A Quiet Room in St Gallen

A short story about the last days of the deposed King Gustav IV Adolf.

Watercolour of a small room with green wallpaper.
Colonel Gustafsson's room at the White Horse Inn. Watercolour by unknown artist, c 1837. Photo: Helena Bonnevier, the Royal Armoury/SHM (CC BY-SA 3.0).

Schweiz 1836

“I had by chance lodged at an inn, by no means of the first order, called The White Horse. [---] I was about to pass the door to the common room, where I had forgotten something immaterial. Even on the stairs, the tunes from an old, slightly hoarse piano reached my ears. In slow minor chords, a pair of hands was wandering back and forth over said piano. While these melodies suggested neither genius nor virtuoso, the depth of melancholy they expressed caught my attention. I opened the door. The music stopped immediately. There was no one in the room but the person at the piano who, upon my entry, stood up with an awkward and shy expression. [---] His whole posture, his facial features, seemed familiar to me. It seemed to me just then that I, back home in Sweden, had previously seen, if not a person, then at least a portrait, an image that bore some resemblance to this figure.”

The Swedish journalist Nils Arfwidsson (1802–1880), who travelled through Europe in the 1830s, had not been mistaken. He had in fact encountered Sweden’s former King, Gustav IV Adolf.

Portrait of an old man wit a muostache.
Colonel Gustafsson. Unknown artist, c 1830. Photo: Helena Bonnevier, the Royal Armoury/SHM (CC BY-SA 3.0).

Disarmed and Deposed

King Gustav IV Adolf was forcibly deposed on Monday, 13 March 1809, when a group of officers entered his chamber and seized his sword. After some confusion, the King managed to escape through a side door with one of the conspirators’ swords. But he did not get far. He was captured in the courtyard by Master of the Hunt von Greiff. Gustav IV Adolf then reluctantly abdicated and was sent into exile. After several sorrowful and troubled years, he settled in Switzerland in 1833, under the name of Colonel Gustafsson.

When he entered the small rooms at the White Horse Inn in St. Gallen, Colonel Gustafsson said “Everything here reminds me of my rooms in Stockholm, even the wallpaper. I want to live in these rooms.” And so he did. When he died, four years later, there only were few things in his estate, including a wooden box containing an assortment of objects.

These odd things in the box give us a rare insight into a quiet existence. Objects collected by a man reflecting on the past. A man who was born in a palace and lived his final years in an inn “by no means of the first order”.

A wooden box with a number of artifacts.

Nils Arfwidsson never said that he was Swedish or that he had recognised the former King. They spoke German together, and Arfwidsson pretended to be a Baltic merchant. When he left a few days later, Arfwidsson went in to Colonel Gustafsson’s rooms to say goodbye.

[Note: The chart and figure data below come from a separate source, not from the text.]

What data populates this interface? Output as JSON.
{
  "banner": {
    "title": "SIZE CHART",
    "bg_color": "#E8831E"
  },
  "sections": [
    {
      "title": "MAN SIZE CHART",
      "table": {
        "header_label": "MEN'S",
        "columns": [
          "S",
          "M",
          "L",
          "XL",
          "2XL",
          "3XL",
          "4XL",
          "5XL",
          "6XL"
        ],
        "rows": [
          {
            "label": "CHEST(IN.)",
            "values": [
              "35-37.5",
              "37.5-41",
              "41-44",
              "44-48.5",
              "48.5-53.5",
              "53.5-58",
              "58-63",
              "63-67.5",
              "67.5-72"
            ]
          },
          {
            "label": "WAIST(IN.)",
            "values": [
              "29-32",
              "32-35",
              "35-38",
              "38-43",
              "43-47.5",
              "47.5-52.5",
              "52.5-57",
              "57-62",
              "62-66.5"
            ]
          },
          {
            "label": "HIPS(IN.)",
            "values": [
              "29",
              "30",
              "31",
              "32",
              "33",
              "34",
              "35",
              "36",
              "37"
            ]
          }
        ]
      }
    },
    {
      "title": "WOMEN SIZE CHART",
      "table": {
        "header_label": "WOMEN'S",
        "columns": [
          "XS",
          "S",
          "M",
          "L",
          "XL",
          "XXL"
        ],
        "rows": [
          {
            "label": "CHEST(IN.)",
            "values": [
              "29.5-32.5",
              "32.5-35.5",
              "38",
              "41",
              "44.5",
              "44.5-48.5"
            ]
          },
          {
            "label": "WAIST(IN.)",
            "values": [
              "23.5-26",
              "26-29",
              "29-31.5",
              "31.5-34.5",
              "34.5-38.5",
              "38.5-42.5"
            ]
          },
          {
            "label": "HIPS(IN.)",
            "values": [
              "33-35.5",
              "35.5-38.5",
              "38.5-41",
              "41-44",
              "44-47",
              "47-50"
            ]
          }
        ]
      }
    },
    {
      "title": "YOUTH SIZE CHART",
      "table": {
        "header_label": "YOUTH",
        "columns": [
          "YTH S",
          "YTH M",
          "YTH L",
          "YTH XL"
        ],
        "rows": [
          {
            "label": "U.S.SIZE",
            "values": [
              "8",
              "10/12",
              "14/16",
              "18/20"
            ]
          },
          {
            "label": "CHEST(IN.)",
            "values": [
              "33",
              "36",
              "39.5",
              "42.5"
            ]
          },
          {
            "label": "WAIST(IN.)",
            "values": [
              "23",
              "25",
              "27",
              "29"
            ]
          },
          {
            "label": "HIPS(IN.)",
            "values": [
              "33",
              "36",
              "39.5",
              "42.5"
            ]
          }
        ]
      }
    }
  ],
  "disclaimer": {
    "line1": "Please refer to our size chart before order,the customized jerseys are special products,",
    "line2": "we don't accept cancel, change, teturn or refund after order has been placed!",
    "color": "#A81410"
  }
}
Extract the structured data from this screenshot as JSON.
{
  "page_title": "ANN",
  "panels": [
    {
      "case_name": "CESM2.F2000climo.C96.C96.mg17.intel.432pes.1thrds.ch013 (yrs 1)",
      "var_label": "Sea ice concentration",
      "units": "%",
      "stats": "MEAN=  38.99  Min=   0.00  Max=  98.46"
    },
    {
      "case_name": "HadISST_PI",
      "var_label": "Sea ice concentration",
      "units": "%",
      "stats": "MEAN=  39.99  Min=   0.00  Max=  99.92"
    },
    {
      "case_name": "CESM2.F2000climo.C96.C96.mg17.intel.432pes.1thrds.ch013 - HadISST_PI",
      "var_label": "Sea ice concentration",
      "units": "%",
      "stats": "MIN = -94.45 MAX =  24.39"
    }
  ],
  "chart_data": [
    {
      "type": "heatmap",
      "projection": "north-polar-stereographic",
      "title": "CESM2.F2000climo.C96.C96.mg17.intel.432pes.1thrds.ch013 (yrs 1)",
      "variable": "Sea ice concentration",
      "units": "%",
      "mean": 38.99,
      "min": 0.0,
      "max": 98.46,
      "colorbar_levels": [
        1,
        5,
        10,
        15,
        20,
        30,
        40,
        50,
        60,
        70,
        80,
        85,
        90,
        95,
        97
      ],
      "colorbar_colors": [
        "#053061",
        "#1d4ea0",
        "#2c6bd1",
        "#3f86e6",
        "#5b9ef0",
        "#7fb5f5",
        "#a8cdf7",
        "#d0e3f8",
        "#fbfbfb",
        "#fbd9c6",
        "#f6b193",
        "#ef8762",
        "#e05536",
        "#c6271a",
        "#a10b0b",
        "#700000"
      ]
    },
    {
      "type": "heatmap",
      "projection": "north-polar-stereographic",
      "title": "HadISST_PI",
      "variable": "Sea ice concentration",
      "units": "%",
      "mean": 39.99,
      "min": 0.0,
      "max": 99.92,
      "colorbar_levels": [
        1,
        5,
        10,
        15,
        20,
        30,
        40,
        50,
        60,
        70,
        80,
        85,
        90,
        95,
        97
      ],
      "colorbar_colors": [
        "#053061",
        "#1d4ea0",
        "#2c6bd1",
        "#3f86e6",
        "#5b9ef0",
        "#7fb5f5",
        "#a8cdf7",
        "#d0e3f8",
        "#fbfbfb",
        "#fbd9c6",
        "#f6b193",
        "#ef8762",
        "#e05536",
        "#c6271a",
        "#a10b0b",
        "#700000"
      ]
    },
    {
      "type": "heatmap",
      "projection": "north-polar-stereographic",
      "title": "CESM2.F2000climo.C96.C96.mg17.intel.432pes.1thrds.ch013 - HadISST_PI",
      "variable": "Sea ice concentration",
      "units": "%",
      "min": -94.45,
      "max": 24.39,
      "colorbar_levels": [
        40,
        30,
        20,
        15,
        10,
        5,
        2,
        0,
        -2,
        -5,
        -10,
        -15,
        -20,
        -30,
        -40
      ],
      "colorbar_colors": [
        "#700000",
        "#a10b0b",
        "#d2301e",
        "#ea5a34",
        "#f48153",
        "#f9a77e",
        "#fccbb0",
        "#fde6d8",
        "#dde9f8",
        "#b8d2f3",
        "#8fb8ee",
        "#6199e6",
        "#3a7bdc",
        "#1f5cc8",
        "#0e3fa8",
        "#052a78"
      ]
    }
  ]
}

The King “complained that he had been ill during the night, excused himself and shook me warmly by the hand. I raised his hand to my lips. He stared at me in surprise. On my tongue hovered a word, a Swedish word, just one, but I suppressed it. What would it have served? A deeper bow than those to which he was now accustomed became my farewell, and the only thing by which I further revealed myself. Did he guess or suspect anything? I will most likely never know.”